Meteorite in Russia, with pics and video

There’s some pretty impressive footage coming out of the incident.

However this purports to show the impact site where it crashed into a frozen lake.

Am I the only person who finds it odd and not a little creepy that the impact crater appears (from the angle shown at least) to be almost perfectly circular? :eek:

Time to go back and reread the opening chapter of Clarke’s Rendezvous with Rama again. He nailed it. As he did so often.

Impact craters are always circular. Do you think that every single object that struck the moon did so perpendicularly?

Hmmmm…I imagined that it would have left a more oval shape if it came in at an angle, oh well I guess I can leave the bunker…

I’m going home and shoot BBs into the sandbox…

When I looked at the videos, one thing that seemed odd was how slow the meteor seemed to go in comparison to shooting stars I’ve seen, which usually zip across the sky in a fraction of a second and are gone. Those videos may be slowed down somewhat, but judging by the ones taken from moving vehicles, not that much.

I am left wondering what would have happened if this meteor hit over North Korea? Would the paranoid regime there say it was a nuke and use it as an excuse to attack someone? Or, have they used up their current supply of nuke in last week’s test?

Only if it comes in at such a shallow angle that it actually skims the surface a little, which almost never happens. Phil just mentioned this live, actually–he pointed out that the objects dump a lot of their lateral motion in the atmosphere, leaving them falling more or less straight down.

Most shooting stars are micrometeorites that burn up high in the atmosphere in a second or two. This sucker was large enough to make it through the atmosphere relatively intact and make a crater in addition to scattering debris. By the time it reached the denser lower atmosphere, it would have been slowed considerably, and a large part of its energy bled off into that tremendous sonic boom.
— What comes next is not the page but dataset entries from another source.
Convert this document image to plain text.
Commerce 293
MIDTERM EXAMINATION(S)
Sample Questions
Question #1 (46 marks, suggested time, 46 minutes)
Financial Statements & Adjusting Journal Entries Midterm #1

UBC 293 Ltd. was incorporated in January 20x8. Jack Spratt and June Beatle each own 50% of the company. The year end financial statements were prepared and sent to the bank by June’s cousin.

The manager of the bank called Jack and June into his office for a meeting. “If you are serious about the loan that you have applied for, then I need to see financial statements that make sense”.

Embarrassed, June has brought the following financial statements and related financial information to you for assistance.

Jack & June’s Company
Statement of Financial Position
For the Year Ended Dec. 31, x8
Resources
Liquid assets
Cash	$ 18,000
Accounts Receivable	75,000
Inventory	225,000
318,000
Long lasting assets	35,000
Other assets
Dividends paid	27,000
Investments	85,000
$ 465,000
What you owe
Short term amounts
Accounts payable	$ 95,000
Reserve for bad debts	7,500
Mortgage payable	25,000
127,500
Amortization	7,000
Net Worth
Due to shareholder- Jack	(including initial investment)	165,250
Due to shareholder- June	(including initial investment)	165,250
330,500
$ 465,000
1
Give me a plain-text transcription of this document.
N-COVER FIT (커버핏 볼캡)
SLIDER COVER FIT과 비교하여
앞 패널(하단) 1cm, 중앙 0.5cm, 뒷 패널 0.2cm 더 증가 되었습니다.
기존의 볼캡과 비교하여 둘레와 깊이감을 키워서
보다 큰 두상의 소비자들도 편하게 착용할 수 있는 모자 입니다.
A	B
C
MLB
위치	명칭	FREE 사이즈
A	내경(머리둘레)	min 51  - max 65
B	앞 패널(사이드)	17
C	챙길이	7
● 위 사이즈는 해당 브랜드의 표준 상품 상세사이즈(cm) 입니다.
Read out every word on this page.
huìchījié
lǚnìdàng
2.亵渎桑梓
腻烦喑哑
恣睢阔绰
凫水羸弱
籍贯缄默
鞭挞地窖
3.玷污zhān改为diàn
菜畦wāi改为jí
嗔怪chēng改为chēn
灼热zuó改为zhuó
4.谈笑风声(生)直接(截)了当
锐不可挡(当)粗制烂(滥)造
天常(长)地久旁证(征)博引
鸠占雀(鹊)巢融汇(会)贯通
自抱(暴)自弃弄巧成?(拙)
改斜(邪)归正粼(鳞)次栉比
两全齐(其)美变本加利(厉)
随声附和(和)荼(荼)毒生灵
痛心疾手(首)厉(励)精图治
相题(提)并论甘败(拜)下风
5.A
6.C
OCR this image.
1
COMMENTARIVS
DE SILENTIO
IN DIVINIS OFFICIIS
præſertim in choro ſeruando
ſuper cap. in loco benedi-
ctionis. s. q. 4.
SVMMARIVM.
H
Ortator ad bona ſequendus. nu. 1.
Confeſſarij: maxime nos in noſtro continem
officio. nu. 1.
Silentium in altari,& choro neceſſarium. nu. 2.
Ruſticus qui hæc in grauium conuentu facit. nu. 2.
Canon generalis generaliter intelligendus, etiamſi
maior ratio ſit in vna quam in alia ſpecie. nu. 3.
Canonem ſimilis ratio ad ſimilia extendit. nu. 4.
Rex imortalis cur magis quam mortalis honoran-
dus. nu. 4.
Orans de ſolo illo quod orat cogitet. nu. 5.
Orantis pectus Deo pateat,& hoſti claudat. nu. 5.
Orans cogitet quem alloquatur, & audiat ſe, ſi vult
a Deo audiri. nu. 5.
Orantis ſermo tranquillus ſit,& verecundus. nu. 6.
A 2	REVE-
Meteor, meteorite … what’s the dif?

A meteor is the thing you see as a bright light.
A meteorite is the thing that has hit the Earth, the remains of the meteor after it hits.

Thanks. The first I heard of it today was when someone at work said a COMET had hit the ground. :dubious:

Which reminds me: wasn’t this thing supposed to shrink down to the size of a chihuahua’s head?

Thanks, you really do learn something new every day!

Correct. I misspoke above when I said micrometeorites burn up in the upper atmosphere, though a lot of them do reach the surface of the Earth in the form of dust or even tiny pebbles.

Yep, and a meteoroid is what it’s called before it enters the atmosphere (correct? or am I remembering wrong?)

FIL v.1.0, a geologist, never mentioned meteoroids. :slight_smile:

Yep, Meteoroids. Once they hit the atmosphere and begin burning up they become meteors.

The headline on CNN says: “Meteor injures hundreds, spurs call for vigilance,” but I initially read it as “…call for vengeance.”

“Vigilance”? Doing what?

Watching the sky, with the nearest observatory on speed dial?